In a much anticipated decision, last month the Full Court of the Federal Court of Australia held by majority that all employees are entitled to 10 days’ personal/carer’s leave, irrespective of the number of hours the employee works each day.

In the decision of Mondelez v AMWU [2019] FCAFC 138, the Full Federal Court considered the proper method of calculating employees’ entitlements to paid personal/carer’s leave under s 96(1) of the Fair Work Act 2009 (Cth) (‘FW Act‘). The Full Court held that the reference in s 96(1) to 10 days’ paid personal/carer’s leave for each year of service should not be read down by reference to ordinary hours of work.
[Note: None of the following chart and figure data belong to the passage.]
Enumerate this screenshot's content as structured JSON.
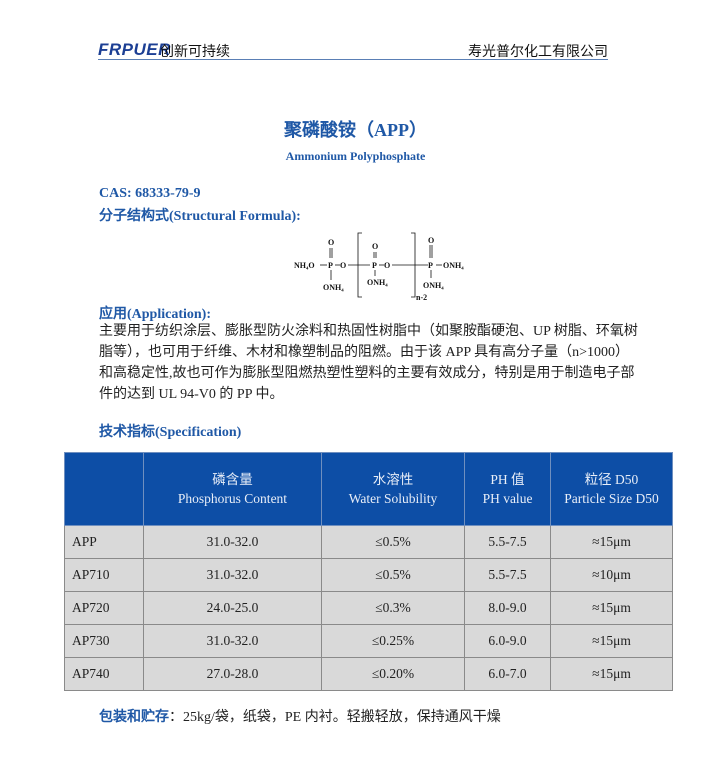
{
  "header": {
    "logo": "FRPUER",
    "slogan": "创新可持续",
    "company": "寿光普尔化工有限公司"
  },
  "title": "聚磷酸铵（APP）",
  "subtitle": "Ammonium Polyphosphate",
  "cas": "CAS: 68333-79-9",
  "structure_heading": "分子结构式(Structural Formula):",
  "formula": {
    "left": "NH₄O",
    "o": "O",
    "p": "P",
    "onh4": "ONH₄",
    "right": "ONH₄",
    "n": "n-2"
  },
  "application_heading": "应用(Application):",
  "application_text": "主要用于纺织涂层、膨胀型防火涂料和热固性树脂中（如聚胺酯硬泡、UP 树脂、环氧树脂等），也可用于纤维、木材和橡塑制品的阻燃。由于该 APP 具有高分子量（n>1000）和高稳定性,故也可作为膨胀型阻燃热塑性塑料的主要有效成分，特别是用于制造电子部件的达到 UL 94-V0 的 PP 中。",
  "spec_heading": "技术指标(Specification)",
  "table": {
    "headers": [
      [
        "",
        ""
      ],
      [
        "磷含量",
        "Phosphorus Content"
      ],
      [
        "水溶性",
        "Water Solubility"
      ],
      [
        "PH 值",
        "PH value"
      ],
      [
        "粒径 D50",
        "Particle Size D50"
      ]
    ],
    "rows": [
      [
        "APP",
        "31.0-32.0",
        "≤0.5%",
        "5.5-7.5",
        "≈15μm"
      ],
      [
        "AP710",
        "31.0-32.0",
        "≤0.5%",
        "5.5-7.5",
        "≈10μm"
      ],
      [
        "AP720",
        "24.0-25.0",
        "≤0.3%",
        "8.0-9.0",
        "≈15μm"
      ],
      [
        "AP730",
        "31.0-32.0",
        "≤0.25%",
        "6.0-9.0",
        "≈15μm"
      ],
      [
        "AP740",
        "27.0-28.0",
        "≤0.20%",
        "6.0-7.0",
        "≈15μm"
      ]
    ]
  },
  "footer": {
    "label": "包装和贮存",
    "text": "：25kg/袋，纸袋，PE 内衬。轻搬轻放，保持通风干燥"
  },
  "colors": {
    "accent": "#1f58a6",
    "table_header": "#0d4ea6",
    "table_cell": "#d9d9d9"
  }
}
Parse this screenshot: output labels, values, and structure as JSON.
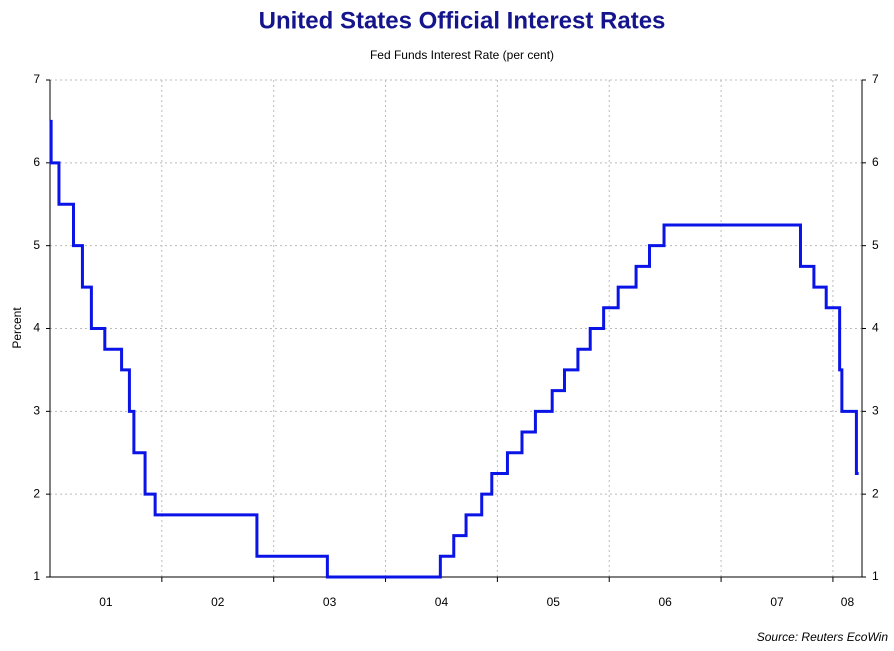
{
  "chart_data": {
    "type": "line",
    "title": "United States Official Interest Rates",
    "subtitle": "Fed Funds Interest Rate (per cent)",
    "ylabel": "Percent",
    "source": "Source: Reuters EcoWin",
    "step": true,
    "xlim": [
      2001.0,
      2008.26
    ],
    "xticks": [
      {
        "value": 2001.5,
        "label": "01"
      },
      {
        "value": 2002.5,
        "label": "02"
      },
      {
        "value": 2003.5,
        "label": "03"
      },
      {
        "value": 2004.5,
        "label": "04"
      },
      {
        "value": 2005.5,
        "label": "05"
      },
      {
        "value": 2006.5,
        "label": "06"
      },
      {
        "value": 2007.5,
        "label": "07"
      },
      {
        "value": 2008.13,
        "label": "08"
      }
    ],
    "xgrid": [
      2002,
      2003,
      2004,
      2005,
      2006,
      2007,
      2008
    ],
    "ylim": [
      1,
      7
    ],
    "yticks": [
      1,
      2,
      3,
      4,
      5,
      6,
      7
    ],
    "grid": true,
    "series": [
      {
        "name": "Fed Funds Interest Rate",
        "color": "#0a14e6",
        "x": [
          2001.0,
          2001.01,
          2001.08,
          2001.21,
          2001.29,
          2001.37,
          2001.49,
          2001.64,
          2001.71,
          2001.75,
          2001.85,
          2001.94,
          2002.85,
          2003.48,
          2004.49,
          2004.61,
          2004.72,
          2004.86,
          2004.95,
          2005.09,
          2005.22,
          2005.34,
          2005.49,
          2005.6,
          2005.72,
          2005.83,
          2005.95,
          2006.08,
          2006.24,
          2006.36,
          2006.49,
          2007.71,
          2007.83,
          2007.94,
          2008.06,
          2008.08,
          2008.21,
          2008.23
        ],
        "values": [
          6.5,
          6.0,
          5.5,
          5.0,
          4.5,
          4.0,
          3.75,
          3.5,
          3.0,
          2.5,
          2.0,
          1.75,
          1.25,
          1.0,
          1.25,
          1.5,
          1.75,
          2.0,
          2.25,
          2.5,
          2.75,
          3.0,
          3.25,
          3.5,
          3.75,
          4.0,
          4.25,
          4.5,
          4.75,
          5.0,
          5.25,
          4.75,
          4.5,
          4.25,
          3.5,
          3.0,
          2.25,
          2.25
        ]
      }
    ]
  }
}
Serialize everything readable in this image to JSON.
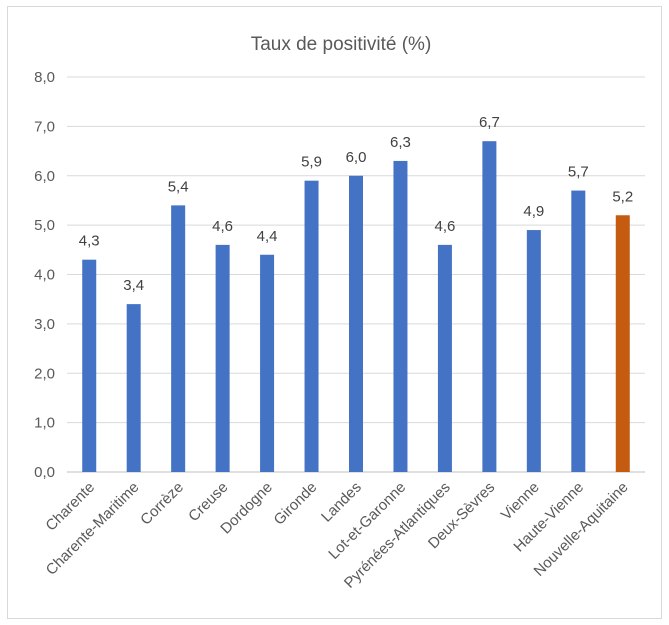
{
  "chart_data": {
    "type": "bar",
    "title": "Taux de positivité (%)",
    "xlabel": "",
    "ylabel": "",
    "ylim": [
      0,
      8
    ],
    "y_ticks": [
      "0,0",
      "1,0",
      "2,0",
      "3,0",
      "4,0",
      "5,0",
      "6,0",
      "7,0",
      "8,0"
    ],
    "grid": true,
    "legend": "none",
    "categories": [
      "Charente",
      "Charente-Maritime",
      "Corrèze",
      "Creuse",
      "Dordogne",
      "Gironde",
      "Landes",
      "Lot-et-Garonne",
      "Pyrénées-Atlantiques",
      "Deux-Sèvres",
      "Vienne",
      "Haute-Vienne",
      "Nouvelle-Aquitaine"
    ],
    "values": [
      4.3,
      3.4,
      5.4,
      4.6,
      4.4,
      5.9,
      6.0,
      6.3,
      4.6,
      6.7,
      4.9,
      5.7,
      5.2
    ],
    "data_labels": [
      "4,3",
      "3,4",
      "5,4",
      "4,6",
      "4,4",
      "5,9",
      "6,0",
      "6,3",
      "4,6",
      "6,7",
      "4,9",
      "5,7",
      "5,2"
    ],
    "colors": {
      "default": "#4472c4",
      "highlight": "#c55a11"
    },
    "highlight_category": "Nouvelle-Aquitaine"
  }
}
A day is a day, irrespective of the pattern of work, and employees are entitled to 10 days’ absence from work if they are not fit for work and able to access personal/carer’s leave.

The decision, which is reported to expose employers to up to $2 billion a year in extra costs, is the subject of an application for leave to appeal in the High Court of Australia. It is also possible that the Commonwealth Government will try to reverse or mitigate the effect of the decision by amending the FW Act, if necessary. As it stands, however, employers will need to provide 10 occasions of personal/carer’s leave to each employee, irrespective of the pattern of hours worked by the employee.

Background

The employer, Mondelez Australia Pty Ltd (‘Mondelez‘), operates a food manufacturing plant that employs employees under the terms of the Mondelez Australia Pty Ltd, Claremont Operations (Confectioners and Stores) Enterprise Bargaining Agreement 2017 (‘Agreement‘). The relevant employees covered by the Agreement worked 36 hours per week, averaged over a four week cycle. The employees worked their ordinary hours in 12-hour shifts and, importantly, the Court observed that ‘presumably’ they worked an average of three shifts per week – suggesting that each 12-hour shift was comprised wholly of ‘ordinary hours’ (as opposed to ordinary hours and rostered overtime).